QUESTION

Three partners of partnership firm (registered dealer) want to dissolve business of firm and want to cancle GST registration number. As per agreement of dissolution between partners, one partner will take over the business of firm with its assets and liabilities & business of firm will be closed with effect from date of dissolution. Following are my questions related to above situation. 1. Is partner who will take over the business liable to register himself in GST compulsorily or not ? 2. If yes than within what period he is liable to register himself in GST ? 3. Stock worth Rs. 1,12,50,000.00 will be transfer to partner upon dissolution through agreement of dissolution. Is partnership firm liable to pay tax on the same or not liable as its mere change of constitution i.e partnership firm converted into proprietorship firm?

ANSWER

Facts of the case: Three partners of partnership firm (registered dealer) want to dissolve business of firm and want to cancle GST registration number. As per agreement of dissolution between partners, one partner will take over the business of firm with its assets and liabilities. Whether partner who will take over the business liable to register himself in GST compulsorily or not ? GST liability on transfer of stock?

Law Applicable: 

SECTION 18 OF CGST ACT

(3) Where there is a change in the constitution of a registered person on account of sale, merger, demerger, amalgamation, lease or transfer of the business with the specific provisions for transfer of liabilities, the said registered person shall be allowed to transfer the input tax credit which remains unutilized in his electronic credit ledger to such sold, merged, demerged, amalgamated, leased or transferred business in such manner as may be prescribed.

Notification No. 12/2017- Central Tax (Rate)

Chapter 99

Services by way of transfer of a going concern, as a whole or an independent part thereof.

Nil

Nil


Interpretation:  Section 24 of CGST Act requires compulsory registration in certain cases. There is no compulsory registration required in case of transfer of Business as per section 24 of CGST Act.

However if ITC is lying in Electronic credit ledger, then to transfer/carry forward the same you need to take registration.

In case of transfer of business as going concern unutilized ITC can be carried forward as per Section 18(3) in transferee's credit ledger by filing FORM GST ITC-02 as per Rule 41 on the basis of going concern.
The Proprietor can transfer closing stock and capital goods of business under his name without paying any GST only if the business is transferred on the concept of going concern.

As the "Service by way of transfer of going concern, as a whole or independent part thereof " is exempt under GST vide Notification No. 12/2017- Central Tax (Rate).

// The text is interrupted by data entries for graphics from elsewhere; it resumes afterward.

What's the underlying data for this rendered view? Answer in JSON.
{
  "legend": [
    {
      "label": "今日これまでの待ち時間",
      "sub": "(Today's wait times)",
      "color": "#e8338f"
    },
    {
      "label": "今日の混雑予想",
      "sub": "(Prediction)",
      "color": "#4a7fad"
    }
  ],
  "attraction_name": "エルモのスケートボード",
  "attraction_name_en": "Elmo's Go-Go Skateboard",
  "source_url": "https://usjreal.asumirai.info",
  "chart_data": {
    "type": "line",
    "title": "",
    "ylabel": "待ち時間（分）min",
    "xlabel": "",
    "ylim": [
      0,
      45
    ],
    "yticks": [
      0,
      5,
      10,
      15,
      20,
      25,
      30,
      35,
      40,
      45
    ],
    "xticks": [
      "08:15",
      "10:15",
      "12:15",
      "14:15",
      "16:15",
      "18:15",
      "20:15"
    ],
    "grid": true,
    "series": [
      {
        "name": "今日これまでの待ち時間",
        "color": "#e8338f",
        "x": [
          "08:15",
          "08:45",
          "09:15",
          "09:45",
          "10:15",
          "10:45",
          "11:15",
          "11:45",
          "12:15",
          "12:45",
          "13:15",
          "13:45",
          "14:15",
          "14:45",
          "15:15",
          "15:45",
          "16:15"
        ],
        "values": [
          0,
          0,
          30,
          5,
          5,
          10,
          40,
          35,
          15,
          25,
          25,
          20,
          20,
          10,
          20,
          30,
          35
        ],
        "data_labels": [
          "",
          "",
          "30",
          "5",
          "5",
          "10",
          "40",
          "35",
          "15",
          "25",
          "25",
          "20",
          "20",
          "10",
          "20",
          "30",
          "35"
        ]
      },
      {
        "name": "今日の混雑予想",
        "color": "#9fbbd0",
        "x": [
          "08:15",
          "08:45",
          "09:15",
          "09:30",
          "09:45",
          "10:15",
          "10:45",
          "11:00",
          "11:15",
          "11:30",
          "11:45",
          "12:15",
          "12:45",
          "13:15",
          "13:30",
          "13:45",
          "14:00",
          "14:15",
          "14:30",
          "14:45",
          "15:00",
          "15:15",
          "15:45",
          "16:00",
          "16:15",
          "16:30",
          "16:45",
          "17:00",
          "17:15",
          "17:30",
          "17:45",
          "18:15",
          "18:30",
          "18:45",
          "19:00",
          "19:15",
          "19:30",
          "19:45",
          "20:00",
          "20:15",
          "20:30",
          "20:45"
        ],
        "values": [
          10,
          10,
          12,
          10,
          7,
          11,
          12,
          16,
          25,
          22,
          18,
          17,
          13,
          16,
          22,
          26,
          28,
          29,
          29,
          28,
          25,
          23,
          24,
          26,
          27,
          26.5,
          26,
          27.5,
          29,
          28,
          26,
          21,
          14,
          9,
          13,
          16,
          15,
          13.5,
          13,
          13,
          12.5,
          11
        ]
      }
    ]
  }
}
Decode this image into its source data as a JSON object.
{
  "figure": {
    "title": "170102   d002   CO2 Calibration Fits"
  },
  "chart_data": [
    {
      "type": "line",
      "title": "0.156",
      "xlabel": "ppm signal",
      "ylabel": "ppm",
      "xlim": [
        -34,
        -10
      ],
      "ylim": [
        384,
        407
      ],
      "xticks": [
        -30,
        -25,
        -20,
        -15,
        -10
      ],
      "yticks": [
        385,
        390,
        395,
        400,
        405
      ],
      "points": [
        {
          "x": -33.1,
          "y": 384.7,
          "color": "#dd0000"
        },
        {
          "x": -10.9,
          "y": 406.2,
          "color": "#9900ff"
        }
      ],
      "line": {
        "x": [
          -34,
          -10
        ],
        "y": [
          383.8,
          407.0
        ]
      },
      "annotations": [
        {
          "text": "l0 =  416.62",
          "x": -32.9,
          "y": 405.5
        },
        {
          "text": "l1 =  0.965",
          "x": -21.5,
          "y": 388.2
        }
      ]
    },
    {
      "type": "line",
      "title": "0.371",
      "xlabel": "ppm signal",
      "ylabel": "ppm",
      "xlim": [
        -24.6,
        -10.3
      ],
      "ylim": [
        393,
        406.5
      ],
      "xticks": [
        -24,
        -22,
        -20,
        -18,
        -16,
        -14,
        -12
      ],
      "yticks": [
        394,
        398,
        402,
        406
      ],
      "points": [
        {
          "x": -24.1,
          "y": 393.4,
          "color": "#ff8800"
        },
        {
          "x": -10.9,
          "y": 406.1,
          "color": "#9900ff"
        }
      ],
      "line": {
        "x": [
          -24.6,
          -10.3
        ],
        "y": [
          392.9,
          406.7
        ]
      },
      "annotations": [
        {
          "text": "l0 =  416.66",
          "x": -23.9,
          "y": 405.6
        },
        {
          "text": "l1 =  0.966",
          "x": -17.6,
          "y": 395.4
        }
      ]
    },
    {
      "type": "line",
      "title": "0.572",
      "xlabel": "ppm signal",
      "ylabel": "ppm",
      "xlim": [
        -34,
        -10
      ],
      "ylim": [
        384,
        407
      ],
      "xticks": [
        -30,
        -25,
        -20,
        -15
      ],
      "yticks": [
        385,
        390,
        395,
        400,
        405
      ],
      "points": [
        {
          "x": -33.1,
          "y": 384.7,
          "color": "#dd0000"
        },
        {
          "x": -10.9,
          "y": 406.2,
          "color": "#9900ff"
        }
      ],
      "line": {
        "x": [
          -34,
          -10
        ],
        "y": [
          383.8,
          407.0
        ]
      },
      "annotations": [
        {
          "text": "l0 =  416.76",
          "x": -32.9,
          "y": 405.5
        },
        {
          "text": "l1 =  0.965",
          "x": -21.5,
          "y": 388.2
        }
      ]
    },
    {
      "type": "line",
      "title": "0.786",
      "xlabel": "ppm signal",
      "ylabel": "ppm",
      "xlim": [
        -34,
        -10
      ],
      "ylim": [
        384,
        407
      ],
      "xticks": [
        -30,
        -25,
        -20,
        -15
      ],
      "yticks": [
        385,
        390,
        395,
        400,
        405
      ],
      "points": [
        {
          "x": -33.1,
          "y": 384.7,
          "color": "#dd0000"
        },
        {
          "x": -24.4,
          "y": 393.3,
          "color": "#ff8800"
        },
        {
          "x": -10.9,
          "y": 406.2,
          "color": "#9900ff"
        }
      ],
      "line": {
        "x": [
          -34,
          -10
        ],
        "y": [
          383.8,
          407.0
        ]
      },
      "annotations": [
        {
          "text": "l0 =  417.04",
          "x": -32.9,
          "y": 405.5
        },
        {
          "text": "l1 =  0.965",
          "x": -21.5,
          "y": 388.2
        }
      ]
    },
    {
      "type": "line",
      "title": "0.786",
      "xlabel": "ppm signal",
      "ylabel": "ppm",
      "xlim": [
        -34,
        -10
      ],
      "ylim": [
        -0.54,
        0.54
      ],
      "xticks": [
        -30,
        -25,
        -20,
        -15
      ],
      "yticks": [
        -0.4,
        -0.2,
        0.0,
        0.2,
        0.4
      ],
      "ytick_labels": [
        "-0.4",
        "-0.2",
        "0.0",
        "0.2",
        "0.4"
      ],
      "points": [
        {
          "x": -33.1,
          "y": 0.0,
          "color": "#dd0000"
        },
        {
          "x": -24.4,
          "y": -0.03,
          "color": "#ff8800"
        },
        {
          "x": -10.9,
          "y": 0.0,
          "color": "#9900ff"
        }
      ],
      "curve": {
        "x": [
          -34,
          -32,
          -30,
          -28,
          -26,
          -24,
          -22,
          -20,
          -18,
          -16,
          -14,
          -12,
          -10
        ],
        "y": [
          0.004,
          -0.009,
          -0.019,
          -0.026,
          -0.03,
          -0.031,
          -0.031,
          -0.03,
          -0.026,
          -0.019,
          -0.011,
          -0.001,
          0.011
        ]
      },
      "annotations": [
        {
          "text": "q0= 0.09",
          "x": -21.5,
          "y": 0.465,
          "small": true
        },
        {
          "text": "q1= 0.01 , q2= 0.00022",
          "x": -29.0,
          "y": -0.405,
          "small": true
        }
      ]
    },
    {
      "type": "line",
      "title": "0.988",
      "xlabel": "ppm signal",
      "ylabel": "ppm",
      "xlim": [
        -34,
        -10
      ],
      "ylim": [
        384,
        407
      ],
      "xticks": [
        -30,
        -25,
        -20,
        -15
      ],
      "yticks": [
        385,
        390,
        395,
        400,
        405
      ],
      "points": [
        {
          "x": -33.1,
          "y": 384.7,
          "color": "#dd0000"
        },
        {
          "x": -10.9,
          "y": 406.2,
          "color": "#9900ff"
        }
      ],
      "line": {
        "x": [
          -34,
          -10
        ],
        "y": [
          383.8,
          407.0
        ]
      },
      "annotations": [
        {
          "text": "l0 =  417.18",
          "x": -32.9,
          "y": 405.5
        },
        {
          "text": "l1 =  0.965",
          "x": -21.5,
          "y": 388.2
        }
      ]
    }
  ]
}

However, if only capital assets and stock is transferred not the business as a whole in going concern, then it will be considered as taxable supply and GST would be leviable as sale of capital goods and stock.

Conclusion: 
No compulsory registration is required. However, If there is ITC lying in balance then take registration.
No tax liability, if business is transferred as going concern with all assets and liabilities.